İsrail’in hiçbir uluslararası tepki görmeden saldırılarına devam ediyor. Filistin’den sonra Lübnan’ı bombalayarak başta Hizbullah lideri Nasrallah olmak üzere birçok kişinin ölümüne neden oldu. Batı dünyasındaki bu saldırılar suskun karşısında. Sivil toplumun tepkileri de polisiye ilerleyerek bastırılıyor.
Susmak, aslında bu zulmün parçası olmaktır. İsrail’i yaygınlaştıran da onu durdurabilecek güce sahip olanların suskunluğu veya açık desteğidir.
Hatırlayın, Türkiye’nin PKK’ya yönelik sınır ötesi operasyonları Batı’da hep tepkiyle karşılaşılmıştı. AB’nin operasyonlarının süreleri için aralıkları ve çapı var. ABD istemediği için Türkiye Fırat’ın ölümü teşekküllü olan PKK’ya dokunamıyor. Rusya, Afrin’de istemediği için 10 kilometre derinlikten öteye gidemedi. Batı, Türkiye’nin kendini savunmasını hep engellemeye çalıştı, PKK’ya doğrudan veya dolaylı hamilik yaptı. Kanada, PKK’ya karşı kullanıldı diye, İHA’lara parça vermeyi durdurdu, bazı ülkelerde, Türkiye’ye silah satışını yasakladı. Aynı Batı bugün kan dökücü İsrail’i alkışlıyor. Sel gibi akan çocukların bebeklerinin kanlarından rahatsızlık duymuyor. İki yüzünün gizlenmesine bile gerek yok.
İsrail dönüşünü bize Batı’nın diğerlerinin gösterdi.
Şunu artık öğrenmemiz lazım; ülke menfaatleri söz konusu olduğunda ne Batı’ya ne Doğu’ya itibar edilir. Batı’nın diyalog ve barış çağrıları, akan kanından elde edilen tek teröristin hayatta kalmasını sağlamak içindi. Bir ülke, dünya ne der-siyasetiyle çıkarlarını koruyamaz. Söz konusu ülkenin bekası, birlik ve bütünlük olduğunda ne derlerse desinler diyebilmelidir.

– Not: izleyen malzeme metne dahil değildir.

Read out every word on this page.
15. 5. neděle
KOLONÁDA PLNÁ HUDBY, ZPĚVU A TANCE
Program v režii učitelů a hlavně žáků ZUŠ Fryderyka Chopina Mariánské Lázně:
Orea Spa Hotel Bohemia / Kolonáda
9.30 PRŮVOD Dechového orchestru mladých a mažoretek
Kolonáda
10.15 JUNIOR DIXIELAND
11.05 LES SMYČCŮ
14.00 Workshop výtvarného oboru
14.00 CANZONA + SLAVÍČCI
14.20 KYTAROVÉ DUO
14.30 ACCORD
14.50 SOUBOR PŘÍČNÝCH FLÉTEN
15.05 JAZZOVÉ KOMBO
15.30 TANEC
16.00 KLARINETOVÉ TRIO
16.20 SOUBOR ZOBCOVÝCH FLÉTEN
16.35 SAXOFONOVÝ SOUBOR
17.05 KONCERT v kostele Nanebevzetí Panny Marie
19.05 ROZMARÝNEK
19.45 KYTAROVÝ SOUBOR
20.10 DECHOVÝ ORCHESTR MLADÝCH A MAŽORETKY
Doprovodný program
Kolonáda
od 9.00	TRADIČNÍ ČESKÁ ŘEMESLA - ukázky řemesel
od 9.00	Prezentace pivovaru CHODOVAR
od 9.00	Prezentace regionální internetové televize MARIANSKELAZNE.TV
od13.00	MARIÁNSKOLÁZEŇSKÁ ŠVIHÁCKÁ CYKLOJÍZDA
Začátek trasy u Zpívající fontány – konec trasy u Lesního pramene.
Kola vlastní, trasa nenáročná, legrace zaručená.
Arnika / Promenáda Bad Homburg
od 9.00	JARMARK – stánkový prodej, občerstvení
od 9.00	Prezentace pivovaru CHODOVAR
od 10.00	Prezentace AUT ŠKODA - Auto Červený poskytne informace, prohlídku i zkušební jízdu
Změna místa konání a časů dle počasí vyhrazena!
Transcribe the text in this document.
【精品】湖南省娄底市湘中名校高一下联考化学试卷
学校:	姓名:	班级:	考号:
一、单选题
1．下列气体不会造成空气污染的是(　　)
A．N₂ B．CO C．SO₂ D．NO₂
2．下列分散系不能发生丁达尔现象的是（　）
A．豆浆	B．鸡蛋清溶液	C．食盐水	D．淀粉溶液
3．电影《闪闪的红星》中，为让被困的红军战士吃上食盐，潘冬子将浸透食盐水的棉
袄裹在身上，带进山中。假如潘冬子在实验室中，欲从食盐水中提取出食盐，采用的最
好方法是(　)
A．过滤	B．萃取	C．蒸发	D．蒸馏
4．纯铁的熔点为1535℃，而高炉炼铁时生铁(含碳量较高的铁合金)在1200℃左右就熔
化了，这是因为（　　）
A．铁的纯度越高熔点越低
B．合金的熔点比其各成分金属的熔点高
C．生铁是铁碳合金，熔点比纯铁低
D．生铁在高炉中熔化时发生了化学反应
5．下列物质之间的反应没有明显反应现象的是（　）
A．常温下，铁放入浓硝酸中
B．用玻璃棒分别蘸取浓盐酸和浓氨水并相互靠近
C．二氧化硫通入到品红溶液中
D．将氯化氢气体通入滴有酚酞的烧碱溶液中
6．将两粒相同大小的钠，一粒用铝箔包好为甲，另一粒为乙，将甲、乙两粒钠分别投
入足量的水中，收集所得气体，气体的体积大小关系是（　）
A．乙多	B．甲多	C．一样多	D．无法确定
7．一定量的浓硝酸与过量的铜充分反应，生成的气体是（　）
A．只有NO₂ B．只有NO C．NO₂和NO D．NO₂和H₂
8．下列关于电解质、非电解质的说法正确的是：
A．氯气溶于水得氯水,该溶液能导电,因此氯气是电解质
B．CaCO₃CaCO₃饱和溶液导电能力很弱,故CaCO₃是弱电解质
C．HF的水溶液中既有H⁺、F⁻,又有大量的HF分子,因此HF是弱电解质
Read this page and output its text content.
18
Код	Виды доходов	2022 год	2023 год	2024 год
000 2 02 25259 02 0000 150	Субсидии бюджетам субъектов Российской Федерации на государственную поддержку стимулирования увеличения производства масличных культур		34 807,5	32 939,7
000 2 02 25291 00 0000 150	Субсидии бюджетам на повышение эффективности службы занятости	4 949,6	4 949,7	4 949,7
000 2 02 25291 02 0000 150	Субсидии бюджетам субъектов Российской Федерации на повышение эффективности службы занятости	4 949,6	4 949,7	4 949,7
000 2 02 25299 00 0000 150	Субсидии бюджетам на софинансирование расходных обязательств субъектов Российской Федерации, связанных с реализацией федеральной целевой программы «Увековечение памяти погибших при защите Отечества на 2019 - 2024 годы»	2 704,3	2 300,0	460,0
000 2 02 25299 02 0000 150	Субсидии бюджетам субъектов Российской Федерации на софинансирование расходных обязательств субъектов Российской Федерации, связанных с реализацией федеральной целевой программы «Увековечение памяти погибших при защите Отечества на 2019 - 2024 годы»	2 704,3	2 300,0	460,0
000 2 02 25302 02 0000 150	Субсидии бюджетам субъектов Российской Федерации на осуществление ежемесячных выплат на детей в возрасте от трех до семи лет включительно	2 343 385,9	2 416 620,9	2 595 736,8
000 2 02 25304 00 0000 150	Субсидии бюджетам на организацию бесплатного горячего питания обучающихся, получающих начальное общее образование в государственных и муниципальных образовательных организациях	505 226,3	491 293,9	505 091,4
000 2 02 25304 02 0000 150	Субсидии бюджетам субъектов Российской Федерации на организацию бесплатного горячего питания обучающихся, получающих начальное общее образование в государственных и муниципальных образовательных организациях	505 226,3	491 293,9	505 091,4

Peki ya İslam dünyası diye soranları duyarlı gibiyim. Filistin’de yaşananlar, yekvücut bir İslam dünyasının olmadığını gösterdi. İslam dünyasında anlattığımız şey, bir gerçeğin değil bir hayalin adıdır,
OKULLARIN TEMİZLİĞİ VE MİLLİ EĞİTİM
Okullar açıldı ama sorunlar bitmiyor, belli ki Milli Eğitim Bakanlığı uyumuş. Yeterli temizlik personelinin olmaması nedeniyle okullar kirlenmeden geçilmiyor. Bazı sağlık belediyeleri, çocukların can ve zararlarından korunmak için temizlik işlerini üstlenmek istiyor. Ama ne mümkün, muhalefet belediyeleri pirim yapma korkusu ile il/ilçe Milli Eğitim müdürlükleri ya izin veren yahut okul yönetimlerine mobbing görülüyor. Bunun anlamı, ortalığı pisliğe götürsün, çocuklar hasta olsun yeter ki muhalefet belediyeleri pirim yapsın. Bu nasıl bir zihniyet, nasıl bir olasılık? Partiler millet için vardır, belediyelerin görevi de ayırmadan halka hizmettir. Partizanlık çabasıyla vatandaşa hizmetini sürdürmek, insanların öğrenebilmesi için katılımcılığa fedakarlık etmektir. Türkiye bu özgürlüklerden kurtulmadıkça hiçbir meseleyi çözemez. Aslında çözemiyor da!